Padang, relasipublik – Pemerintah Kota (Pemko) Padang resmi meluncurkan Program 3T (Tahsin, Tafsir, dan Tahfiz) sebagai penguatan Program Unggulan (Progul) Smart Surau sekaligus penyempurnaan kurikulum pendidikan Alquran pada Ta’limul Qur’an lil Aulad (TQA) dan Madrasah Diniyah Takmiliyah Wustha (MDTW). Program tersebut diperkenalkan dalam kegiatan Peluncuran Program 3T dan Sosialisasi Kurikulum TQA/MDTW yang digelar di Masjid Agung Nurul Iman, Sabtu (11/7/2026).

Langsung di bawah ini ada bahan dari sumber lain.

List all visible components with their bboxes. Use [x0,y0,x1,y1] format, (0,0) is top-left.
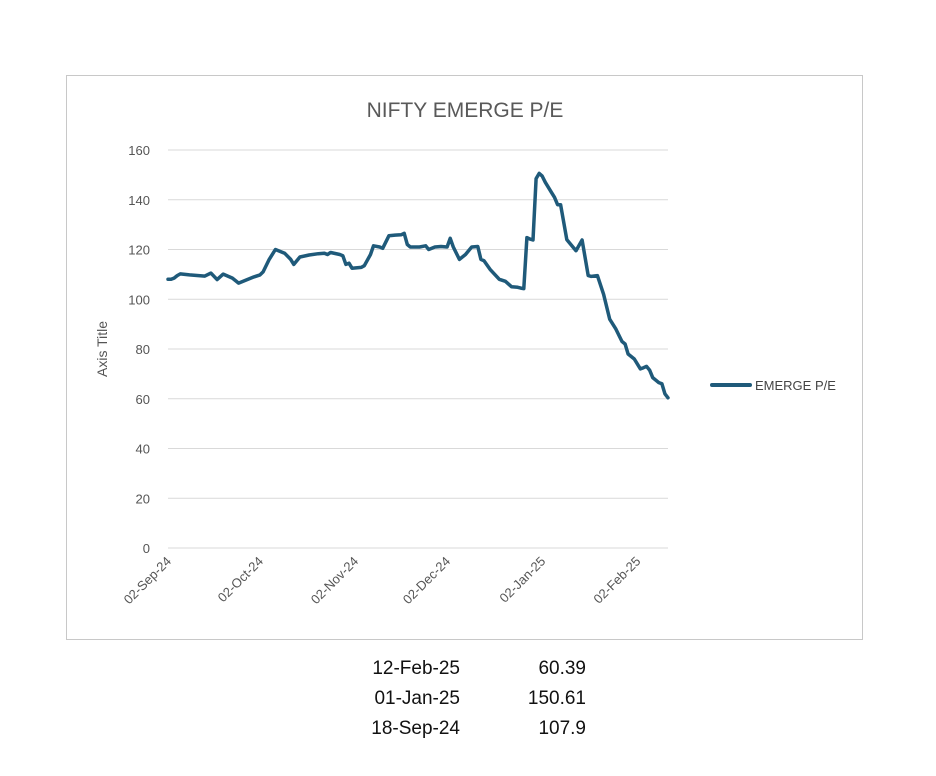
x-tick-label: 02-Jan-25 [496,554,548,606]
x-tick-labels: 02-Sep-24 02-Oct-24 02-Nov-24 02-Dec-24 02-J… [121,554,644,608]
note-date: 01-Jan-25 [374,688,460,709]
y-tick-label: 140 [128,193,150,208]
value-notes: 12-Feb-25 60.39 01-Jan-25 150.61 18-Sep-… [330,654,610,744]
line-chart: NIFTY EMERGE P/E 0 20 40 60 80 100 120 140 160 0… [94,99,836,608]
y-tick-label: 120 [128,243,150,258]
y-tick-label: 160 [128,143,150,158]
x-tick-label: 02-Dec-24 [400,554,454,608]
y-tick-label: 20 [136,491,150,506]
x-tick-label: 02-Feb-25 [590,554,643,607]
y-tick-label: 60 [136,392,150,407]
note-row: 12-Feb-25 60.39 [330,654,610,684]
x-tick-label: 02-Oct-24 [215,554,266,605]
y-tick-label: 100 [128,292,150,307]
note-value: 107.9 [538,718,586,739]
chart-area: NIFTY EMERGE P/E 0 20 40 60 80 100 120 140 160 0… [66,75,863,640]
note-row: 01-Jan-25 150.61 [330,684,610,714]
note-date: 18-Sep-24 [371,718,460,739]
x-tick-label: 02-Nov-24 [308,554,362,608]
legend: EMERGE P/E [710,378,836,393]
note-value: 150.61 [527,688,586,709]
note-value: 60.39 [538,658,586,679]
y-tick-labels: 0 20 40 60 80 100 120 140 160 [128,143,150,556]
x-tick-label: 02-Sep-24 [121,554,175,608]
chart-title: NIFTY EMERGE P/E [367,99,564,122]
y-tick-label: 0 [143,541,150,556]
y-tick-label: 40 [136,442,150,457]
y-tick-label: 80 [136,342,150,357]
series-group [166,171,670,400]
note-row: 18-Sep-24 107.9 [330,714,610,744]
legend-entry: EMERGE P/E [755,378,836,393]
gridlines [168,149,668,549]
series-line-emerge-pe [166,171,670,400]
note-date: 12-Feb-25 [372,658,460,679]
y-axis-title: Axis Title [94,321,110,377]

Peluncuran program dilakukan oleh Wakil Wali Kota Padang, Maigus Nasir, di hadapan ribuan guru TQA dan MDTW se-Kota Padang. Turut hadir Kepala Kantor Kementerian Agama Kota Padang Yasril, Plt Kepala Bagian Kesejahteraan Rakyat (Kesra) Setdako Padang Zul Asfi Lubis, Ketua Harian LPTQ Kota Padang Salmadanis, serta para narasumber.
Dalam sambutannya, Maigus Nasir menjelaskan bahwa Program 3T dirancang untuk meningkatkan kualitas bacaan, pemahaman, dan hafalan Alquran bagi peserta didik tingkat SMP sederajat. Menurutnya, program ini menjadi langkah strategis dalam membentuk generasi muda yang tidak hanya mampu membaca Alquran dengan baik, tetapi juga memahami maknanya dan mengamalkan nilai-nilai yang terkandung di dalamnya.
“Melalui pembelajaran 3T, kami ingin anak-anak tidak berhenti setelah khatam, tetapi terus membaca, memahami, dan menghafal Alquran. Kita berharap program ini diikuti dengan baik oleh peserta didik, dan guru-guru TQA dan MDTW mampu mengajar secara baik sesuai tuntunan kurikulum yang ditetapkan,” ujar Maigus.
Ia menjelaskan, materi tahsin difokuskan pada penyempurnaan bacaan Alquran sesuai kaidah tajwid, tafsir diarahkan untuk memberikan pemahaman terhadap surat-surat dalam Juz 30, sedangkan tahfiz bertujuan membiasakan peserta didik berinteraksi dengan Alquran melalui hafalan yang dilakukan secara berkelanjutan.
Menurut Maigus, implementasi Program 3T menjadi bagian dari komitmen Pemko Padang dalam memperkuat pendidikan karakter berbasis nilai-nilai keagamaan melalui Progul Smart Surau. Program ini diharapkan mampu melahirkan generasi Qurani yang memiliki kemampuan membaca Alquran secara benar, memahami isi kandungannya, serta mengamalkannya dalam kehidupan sehari-hari.
Program 3T dijadwalkan mulai diterapkan pada 16 Juli 2026. Kegiatan pembelajaran akan dilaksanakan setiap Kamis, Jumat, dan Sabtu malam di masjid maupun musala yang memiliki TQA atau MDTW. Seluruh rangkaian kegiatan diawali dengan salat Magrib berjamaah dan berakhir setelah pelaksanaan salat Isya berjamaah. Dengan pola pembelajaran tersebut, Pemko Padang berharap budaya mencintai Alquran semakin tumbuh di kalangan generasi muda sekaligus memperkuat fungsi masjid dan musala sebagai pusat pendidikan keagamaan.